Originally Posted by
korijenkins
Sadly he's omitting why people quit MMOs all together. They began to stop appealing to the RPG crowd and tried to appeal to the general market. If the standard for measuring this involves, lets say, a ruler, with Divinity Original Sin on one end, and Destiny 2 on the other, Vanilla-Wrath WoW was closer to Divinity on that ruler, whereas WoD-Present is closer to Destiny 2.
Building a character is basically not a thing anymore. You're handed almost everything with minimal effort, because apparently the journey means nothing, and the "journey" need only encompass the questing experience. No class quests, no in-depth talent system, just the cookie cutter. That's only really 1 example, and the problem extends past WoW as well.
Wildstar is an enigma, it tried to exist on the Divinity side of the ruler, but ended up failing anyway. The character building and depth was all there for that game, but the questing experience was absolutely mind-numbing. Every environment felt the same, and none of the characters were likable. Gear also felt very unimportant in that game.
GW2 retains a lot of things on the "Divinity side" with detailed talent systems and customization, but falters with it's rather high system requirements, as well as the poor optimization and limited team.
Rift went to shit a few years back, but was an overall good game until that happened. I don't play it, so I could never pinpoint the moment it occurred.
SWTOR nearly died trying to exist as a competitor to WoW and switched to a solo-narrative style game, which it is much more enjoyable as.

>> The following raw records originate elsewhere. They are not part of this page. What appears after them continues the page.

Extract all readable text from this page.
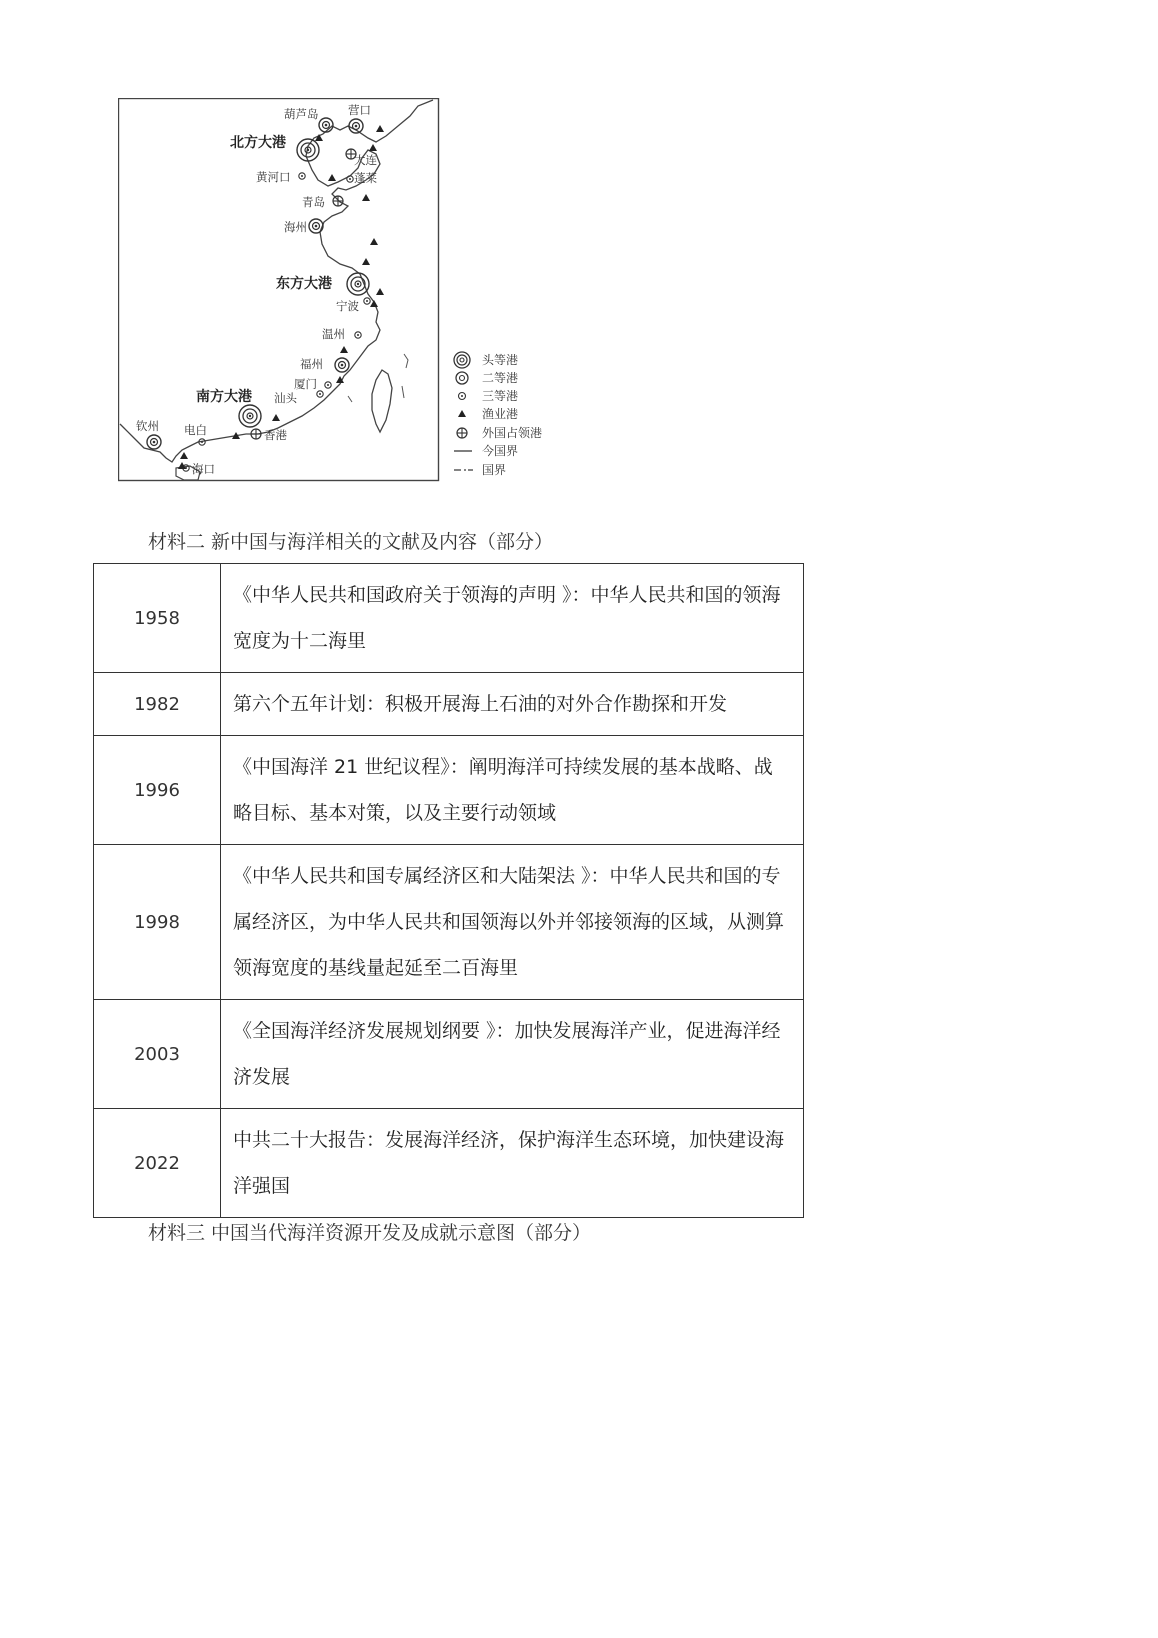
葫芦岛	营口
北方大港
大连
黄河口	蓬莱
青岛
海州
东方大港
宁波
温州
福州
厦门
汕头
南方大港
钦州 电白	香港
海口
头等港
二等港
三等港
渔业港
外国占领港
今国界
国界
材料二 新中国与海洋相关的文献及内容（部分）
1958	《中华人民共和国政府关于领海的声明 》：中华人民共和国的领海宽度为十二海里
1982	第六个五年计划：积极开展海上石油的对外合作勘探和开发
1996	《中国海洋 21 世纪议程》：阐明海洋可持续发展的基本战略、战略目标、基本对策，以及主要行动领域
1998	《中华人民共和国专属经济区和大陆架法 》：中华人民共和国的专属经济区，为中华人民共和国领海以外并邻接领海的区域，从测算领海宽度的基线量起延至二百海里
2003	《全国海洋经济发展规划纲要 》：加快发展海洋产业，促进海洋经济发展
2022	中共二十大报告：发展海洋经济，保护海洋生态环境，加快建设海洋强国
材料三 中国当代海洋资源开发及成就示意图（部分）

It's a bit unfair to point to data that says "everyone quit mmos" without acknowledging that most mmos abandoned the tenets that made WoW popular in the first place, never had them to begin with, or were fundamentally flawed from day 1. The genre is MMORPG, and the RPG part of that was completely sucked out, or at least in the case of WoW, replaced with quite literal RP in the form of garrisons and class halls.